There have been a fair number of epidemiological trials that show light (up to 2/day) to moderate (up to 4/day) drinking is associated with reduced risk of coronary heart disease (CHD) and increased longevity [1,2,3]. Anything above 4 drinks a day and you are increasing your risk of cancer, liver disease, stroke, etc . This is what we call a J-shaped curve. At a lower dose, we see benefits. But as the dose gets higher we see relative risk increase.
But these trials don’t actually prove alcohol reduces certain risk factors, it only shows us an association that should be looked into further. Enter the latest study :
Published in the journal Alcohol (yes, that’s an actual journal), the study asserts that the “cardioprotective effect of alcohol may be restricted to subjects with a particular genotype of the cholesteryl ester transfer protein (CETP) polymorphism.”
Let’s break down the paper. For science!
This was a population-based case-control study. This means that the study pulled patients who did have a disease or certain outcome (cases) and compared them with patients that did not have a disease or outcome (controls). Researchers will then look back and try and determine the relationship between a risk factor and a disease . In this article, we’re looking at the relationship between alcohol, the B2B2 CETP TaqIB genotype, and cardiovascular heart disease. The study randomly selected people from southern Sweden between the ages of 25-74. 618 (453 men and 165 women) in the cohort had experienced a myocardial infarction, unstable angina, or had been diagnosed with coronary heart disease. Another 2,921 (1,378 men and 1,543 women) had been deemed healthy and were the control for this study. The control group was asked about the frequency of their intake of different kinds of alcoholic beverages in the past 12 months and the case group was asked about their alcohol intake in the 12 months prior to their latest coronary event.
It is very important to note that these were self-reported alcohol intake numbers, meaning the accuracy of the data is, as we say in science, ‘sketchy’. Do you remember the frequency and types of alcohol you have imbibed over the past year?
Blood samples were taken from everyone to assess cholesterol and triglyceride concentrations (using enzymatic assays) and HDL concentrations were also measured. Genotyping was performed to see if patients possessed the B2B2 variation of the CETP gene. This gene had been looked at in a few other papers as the possible mechanism for the cardioprotective benefits of alcohol, but the results thus far have been mixed [5,6,7,8]. The working theory is that low levels of alcohol indirectly raise HDL levels via the CETP TaqIB gene, which is partly responsible for the regulation of HDL.
The researchers found that patients that carried the B2B2 genotype saw the greatest reductions in their risk for coronary artery disease. Just to put that into perspective, of the 3,539 patients only 659, or 18.62%, tested positive for the B2B2 genotype. Those lucky few that did possess this gene saw their heart disease risk drop by 79%. On the upside, those that did not have this magical gene still saw an overall risk reduction of 20% with moderate alcohol consumption.
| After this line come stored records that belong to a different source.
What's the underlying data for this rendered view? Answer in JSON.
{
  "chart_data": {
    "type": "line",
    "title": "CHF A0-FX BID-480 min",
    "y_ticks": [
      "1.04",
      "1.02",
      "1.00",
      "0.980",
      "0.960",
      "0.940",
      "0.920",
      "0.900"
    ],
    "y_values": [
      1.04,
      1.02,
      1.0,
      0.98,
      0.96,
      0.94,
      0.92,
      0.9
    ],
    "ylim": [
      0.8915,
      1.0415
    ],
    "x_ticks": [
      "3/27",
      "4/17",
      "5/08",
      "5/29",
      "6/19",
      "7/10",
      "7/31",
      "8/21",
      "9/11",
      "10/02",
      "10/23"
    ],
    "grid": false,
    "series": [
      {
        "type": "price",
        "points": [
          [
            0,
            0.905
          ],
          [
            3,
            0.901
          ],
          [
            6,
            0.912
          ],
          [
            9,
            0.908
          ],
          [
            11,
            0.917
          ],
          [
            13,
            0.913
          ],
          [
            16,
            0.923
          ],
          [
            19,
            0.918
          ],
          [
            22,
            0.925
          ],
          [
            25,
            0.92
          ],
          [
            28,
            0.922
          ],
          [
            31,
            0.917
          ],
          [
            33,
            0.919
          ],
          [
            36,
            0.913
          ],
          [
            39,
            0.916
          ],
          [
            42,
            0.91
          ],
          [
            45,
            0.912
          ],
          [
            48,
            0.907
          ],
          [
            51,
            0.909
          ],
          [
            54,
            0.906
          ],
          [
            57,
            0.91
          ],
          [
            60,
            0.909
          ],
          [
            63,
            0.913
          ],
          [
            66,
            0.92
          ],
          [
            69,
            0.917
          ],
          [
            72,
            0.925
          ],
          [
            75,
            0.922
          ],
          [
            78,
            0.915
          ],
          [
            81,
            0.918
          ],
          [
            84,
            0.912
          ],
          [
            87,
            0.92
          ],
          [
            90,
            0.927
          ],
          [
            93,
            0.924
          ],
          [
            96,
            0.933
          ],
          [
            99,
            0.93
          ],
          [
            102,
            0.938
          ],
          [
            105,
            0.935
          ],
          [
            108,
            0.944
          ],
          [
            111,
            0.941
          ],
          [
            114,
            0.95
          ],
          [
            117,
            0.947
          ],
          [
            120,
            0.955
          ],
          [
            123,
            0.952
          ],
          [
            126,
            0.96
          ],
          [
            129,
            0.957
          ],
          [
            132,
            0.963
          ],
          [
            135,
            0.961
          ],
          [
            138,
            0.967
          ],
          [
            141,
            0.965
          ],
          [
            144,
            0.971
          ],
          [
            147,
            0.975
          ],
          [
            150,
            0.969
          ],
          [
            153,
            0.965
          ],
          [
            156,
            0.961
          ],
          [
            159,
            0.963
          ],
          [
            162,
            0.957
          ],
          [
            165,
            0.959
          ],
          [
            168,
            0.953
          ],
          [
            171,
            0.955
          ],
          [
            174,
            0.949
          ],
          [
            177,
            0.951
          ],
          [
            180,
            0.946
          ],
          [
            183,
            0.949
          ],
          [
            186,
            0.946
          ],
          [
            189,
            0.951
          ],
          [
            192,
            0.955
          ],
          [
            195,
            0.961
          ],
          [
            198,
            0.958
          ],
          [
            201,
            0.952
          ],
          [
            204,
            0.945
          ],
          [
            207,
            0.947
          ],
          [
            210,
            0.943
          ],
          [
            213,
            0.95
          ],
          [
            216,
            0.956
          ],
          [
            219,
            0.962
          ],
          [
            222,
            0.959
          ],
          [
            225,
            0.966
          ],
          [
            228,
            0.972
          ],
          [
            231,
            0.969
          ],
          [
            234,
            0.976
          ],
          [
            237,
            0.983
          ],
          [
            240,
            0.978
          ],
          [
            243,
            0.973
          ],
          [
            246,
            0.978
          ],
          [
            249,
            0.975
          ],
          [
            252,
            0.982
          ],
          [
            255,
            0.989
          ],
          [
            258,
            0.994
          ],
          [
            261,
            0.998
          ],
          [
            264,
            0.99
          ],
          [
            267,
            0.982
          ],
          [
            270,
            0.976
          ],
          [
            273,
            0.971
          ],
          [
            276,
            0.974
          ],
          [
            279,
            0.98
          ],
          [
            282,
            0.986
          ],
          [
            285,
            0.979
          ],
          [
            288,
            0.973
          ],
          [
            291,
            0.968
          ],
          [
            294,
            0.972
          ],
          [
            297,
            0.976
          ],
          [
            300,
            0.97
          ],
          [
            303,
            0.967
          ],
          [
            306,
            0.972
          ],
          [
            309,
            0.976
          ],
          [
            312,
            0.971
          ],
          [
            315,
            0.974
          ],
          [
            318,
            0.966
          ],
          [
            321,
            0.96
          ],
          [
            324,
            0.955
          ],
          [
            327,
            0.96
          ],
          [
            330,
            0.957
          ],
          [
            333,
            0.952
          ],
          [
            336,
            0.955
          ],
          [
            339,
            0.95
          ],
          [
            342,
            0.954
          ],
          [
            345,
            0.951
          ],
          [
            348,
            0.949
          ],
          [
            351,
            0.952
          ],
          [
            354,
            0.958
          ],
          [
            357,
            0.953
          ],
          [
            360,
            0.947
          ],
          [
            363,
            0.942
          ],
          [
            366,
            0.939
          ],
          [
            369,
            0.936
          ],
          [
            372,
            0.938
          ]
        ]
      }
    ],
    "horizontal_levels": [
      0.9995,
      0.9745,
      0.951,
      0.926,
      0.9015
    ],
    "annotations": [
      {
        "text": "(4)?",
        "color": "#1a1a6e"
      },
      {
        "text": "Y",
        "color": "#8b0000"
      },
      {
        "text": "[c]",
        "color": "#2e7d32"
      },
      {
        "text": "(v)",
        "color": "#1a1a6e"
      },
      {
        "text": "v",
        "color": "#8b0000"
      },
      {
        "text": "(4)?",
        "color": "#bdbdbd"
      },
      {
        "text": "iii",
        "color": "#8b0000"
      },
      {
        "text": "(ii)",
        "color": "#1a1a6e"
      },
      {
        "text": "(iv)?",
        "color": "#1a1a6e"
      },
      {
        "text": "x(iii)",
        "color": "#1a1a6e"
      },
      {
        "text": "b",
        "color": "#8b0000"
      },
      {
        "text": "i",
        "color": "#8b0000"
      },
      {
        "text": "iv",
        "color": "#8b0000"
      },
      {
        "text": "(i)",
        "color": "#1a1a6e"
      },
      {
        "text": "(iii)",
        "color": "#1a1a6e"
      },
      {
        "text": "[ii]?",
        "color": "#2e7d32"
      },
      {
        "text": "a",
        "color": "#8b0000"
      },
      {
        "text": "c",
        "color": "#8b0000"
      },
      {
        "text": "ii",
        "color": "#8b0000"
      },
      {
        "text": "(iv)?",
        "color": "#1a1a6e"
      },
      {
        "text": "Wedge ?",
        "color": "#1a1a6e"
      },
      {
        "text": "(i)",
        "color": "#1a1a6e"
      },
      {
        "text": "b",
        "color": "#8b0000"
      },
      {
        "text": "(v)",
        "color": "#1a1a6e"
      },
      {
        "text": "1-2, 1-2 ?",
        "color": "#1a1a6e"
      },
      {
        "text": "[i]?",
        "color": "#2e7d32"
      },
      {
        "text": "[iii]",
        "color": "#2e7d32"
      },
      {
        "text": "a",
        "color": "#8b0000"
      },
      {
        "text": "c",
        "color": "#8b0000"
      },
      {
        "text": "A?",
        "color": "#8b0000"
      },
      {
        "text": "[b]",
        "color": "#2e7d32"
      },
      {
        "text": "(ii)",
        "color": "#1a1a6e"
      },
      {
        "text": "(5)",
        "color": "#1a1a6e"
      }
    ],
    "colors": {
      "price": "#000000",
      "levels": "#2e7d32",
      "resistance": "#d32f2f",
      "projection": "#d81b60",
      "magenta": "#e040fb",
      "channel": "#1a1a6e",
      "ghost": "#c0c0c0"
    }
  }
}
So what is this gene doing that causes this precipitous drop in CHD risk? In a word, they do not know. But they don't think it’s because of the CETP-Alcohol-HDL interaction.
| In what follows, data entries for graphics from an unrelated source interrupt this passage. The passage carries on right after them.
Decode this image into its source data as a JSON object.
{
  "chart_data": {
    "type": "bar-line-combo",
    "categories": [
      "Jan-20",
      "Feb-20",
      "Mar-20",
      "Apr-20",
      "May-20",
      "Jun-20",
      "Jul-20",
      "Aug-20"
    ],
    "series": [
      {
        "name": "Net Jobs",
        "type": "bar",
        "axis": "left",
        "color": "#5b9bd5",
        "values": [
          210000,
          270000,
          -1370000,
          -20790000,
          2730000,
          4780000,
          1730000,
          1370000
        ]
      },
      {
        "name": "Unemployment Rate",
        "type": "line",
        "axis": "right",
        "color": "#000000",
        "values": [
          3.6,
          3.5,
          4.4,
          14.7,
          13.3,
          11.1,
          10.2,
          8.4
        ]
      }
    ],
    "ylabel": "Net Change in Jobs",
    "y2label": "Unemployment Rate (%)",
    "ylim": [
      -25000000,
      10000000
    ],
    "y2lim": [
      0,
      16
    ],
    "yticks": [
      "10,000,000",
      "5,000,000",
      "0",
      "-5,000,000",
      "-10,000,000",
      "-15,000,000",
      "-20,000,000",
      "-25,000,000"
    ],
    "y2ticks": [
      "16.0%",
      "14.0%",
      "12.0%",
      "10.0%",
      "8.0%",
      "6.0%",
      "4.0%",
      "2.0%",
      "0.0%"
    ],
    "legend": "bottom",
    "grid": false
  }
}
“The cardioprotective effect of alcohol in the CETP TaqIB B2 homozygotes could not be explained by a mediating effect of HDL-cholesterol or an interaction between HDL-cholesterol and genotype, nor was the effect reduced after adjustment for different socioeconomic and lifestyle variables, or explained by selective survival of certain genotype groups. The finding that the protective effect of alcohol is not due to HDL-cholesterol is consistent with the results in a recent Norwegian study (Magnus et al., 2011).”
So what does this all mean for your alcohol consumption? Study author Dag S. Thelle puts it best ,
“In my view there is not [a message for drinkers]. Not at this time. It's far too early to say anything. The study is too small and has to be repeated.”
And that is how science goes. Sometimes the knowledge we acquire is outpaced by the rate at which we come up with new questions.